Hospital Association Recommendations
The American Hospital Association offered several suggestions to Warner for ways the healthcare sector can bolster cybersecurity.
AHA noted it supports a number of recommendations that were included in a report issued earlier this year by the Healthcare and Public Health Sector Coordinating Council, which also built on a set of earlier recommendations included in a 2017 report issued by the Department of Health and Human Services' HHS cyber task force (see HHS Publishes Guide to Cybersecurity Best Practices).
"We urge the HHS Office of Civil Rights to consider ways to develop a safe harbor for HIPAA covered entities that have shown, perhaps through a certification process, that they are in compliance with best practices in cybersecurity."
—American Hospital Association
In particular, AHA says it supports increasing the focus on the security and resilience of medical devices - especially legacy devices - as well as efforts to develop the healthcare cybersecurity workforce capacity.
But the AHA is also hoping that regulators will refocus their enforcement activities.
"We urge the HHS Office of Civil Rights to consider ways to develop a safe harbor for HIPAA covered entities that have shown, perhaps through a certification process, that they are in compliance with best practices in cybersecurity. ... A safe harbor would give covered entities clarity about the level of diligence they need to exercise, including when they agree to share and exchange protected health information with other systems/organizations through tools like health information exchanges, to avoid OCR enforcement when an attacker gains access," AHA wrote.
In addition, the AHA said that it supports devoting federal resources to developing and disseminating coordinated national defensive measures, both within government and the private sector; identifying and disrupting bad actors through law enforcement activities; increasing the consequences for those who commit cybercrimes; and identifying and supporting best practices by the private sector.
In its response to Warner, the American Medical Association emphasized four major points:
- Cybersecurity is a patient safety issue.

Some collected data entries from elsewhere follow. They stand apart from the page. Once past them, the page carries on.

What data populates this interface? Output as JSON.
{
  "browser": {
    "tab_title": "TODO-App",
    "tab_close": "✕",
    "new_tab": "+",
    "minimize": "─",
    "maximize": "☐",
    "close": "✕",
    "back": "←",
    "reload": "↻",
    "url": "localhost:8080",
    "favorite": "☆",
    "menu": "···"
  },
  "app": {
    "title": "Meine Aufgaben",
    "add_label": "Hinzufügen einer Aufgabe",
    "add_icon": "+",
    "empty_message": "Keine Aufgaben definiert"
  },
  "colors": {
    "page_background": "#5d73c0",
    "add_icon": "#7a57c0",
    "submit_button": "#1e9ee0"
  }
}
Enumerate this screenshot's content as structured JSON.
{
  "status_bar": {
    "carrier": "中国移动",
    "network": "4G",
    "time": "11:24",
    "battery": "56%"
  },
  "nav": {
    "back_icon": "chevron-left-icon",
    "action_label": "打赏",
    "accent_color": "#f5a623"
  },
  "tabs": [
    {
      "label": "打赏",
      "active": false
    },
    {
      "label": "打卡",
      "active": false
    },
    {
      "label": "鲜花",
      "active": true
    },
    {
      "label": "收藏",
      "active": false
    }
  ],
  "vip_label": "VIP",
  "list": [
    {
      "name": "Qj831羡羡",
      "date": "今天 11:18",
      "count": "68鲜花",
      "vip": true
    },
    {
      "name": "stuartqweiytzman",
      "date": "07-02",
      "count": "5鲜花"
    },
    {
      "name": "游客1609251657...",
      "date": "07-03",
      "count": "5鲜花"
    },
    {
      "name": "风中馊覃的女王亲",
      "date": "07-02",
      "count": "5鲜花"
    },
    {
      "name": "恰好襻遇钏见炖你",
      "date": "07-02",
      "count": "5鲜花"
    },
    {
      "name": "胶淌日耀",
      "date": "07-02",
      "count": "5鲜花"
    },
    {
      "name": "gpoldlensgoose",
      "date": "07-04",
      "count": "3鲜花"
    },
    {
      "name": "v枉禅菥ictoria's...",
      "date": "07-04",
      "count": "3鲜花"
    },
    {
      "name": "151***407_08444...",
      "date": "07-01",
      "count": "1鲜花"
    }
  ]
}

- Cyberattacks are inevitable and increasing.
- Physicians are interested in receiving tools and resources to assist them in their cybersecurity efforts.
- The increased focus on electronic health information exchange is "putting the entire health care ecosystem at risk."

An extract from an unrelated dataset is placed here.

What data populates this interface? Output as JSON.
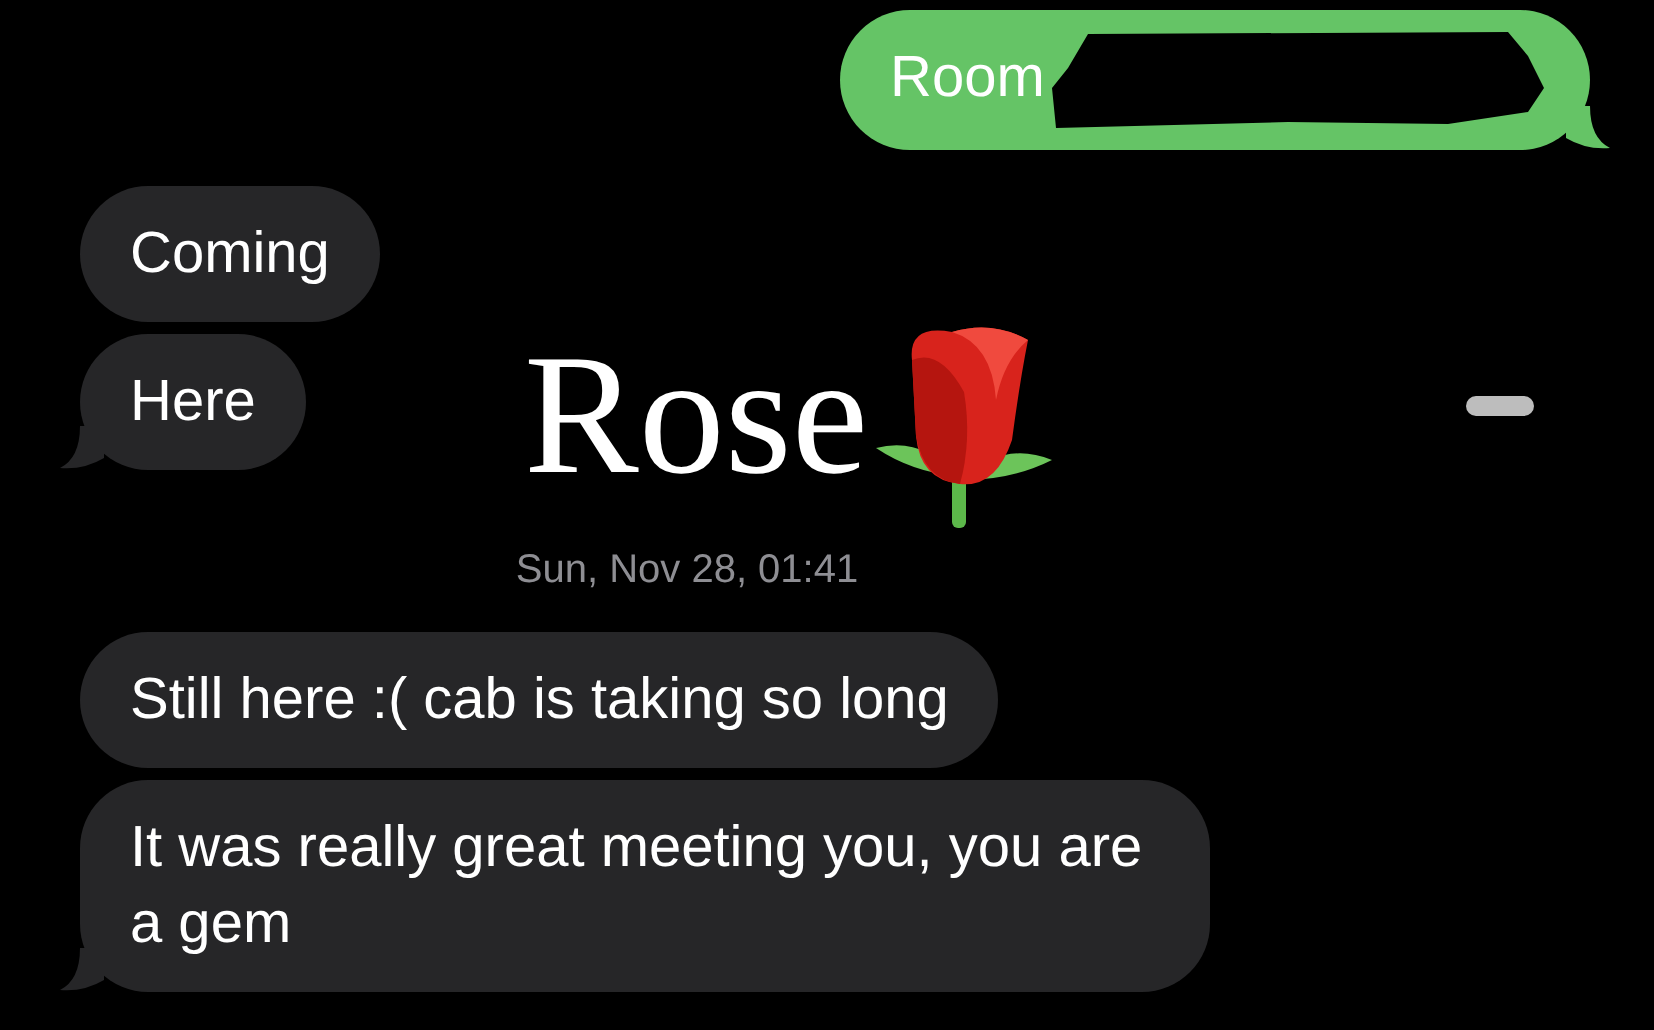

The AMA wrote that technology has increased connectivity and collaboration in all facets of the healthcare delivery system. But the association noted that its members are concerned about how to securely share health information.
"This integration is increasingly important as the industry moves toward value-based care and provides more care outside the four walls of a bricks-and-mortar health care practice," AMA wrote.
Bill of Materials
The AMA also called for health IT vendors and medical device makers to offer more transparency about the cybersecurity of their products. That includes providing a bill of materials with their products.
A software bill of materials includes a list of components, such as equipment and software, in a given product and any known risks associated with those components "to enable healthcare providers to more quickly determine if they are impacted by a cybersecurity threat," the AMA said.
Other groups also noted in their responses to Warner the importance of having vendors provide a bill of materials for their products.
AdvaMed wrote that numerous industry associations and stakeholders are working to develop a standard format for a software bill of materials through a multistakeholder effort that is being led by the U.S. National Telecommunications Industry Association. Meanwhile, a revised Manufacturer Disclosure Statement for Medical Device Security standard is being developed by the Medical Imaging & Technology Alliance.
The Food and Drug Administration, in its latest draft update to its pre-market medical device cybersecurity guidance, also calls for manufacturers to provide a cybersecurity bill of materials with their products (see: FDA Calls for Cybersecurity Bill of Materials for Devices).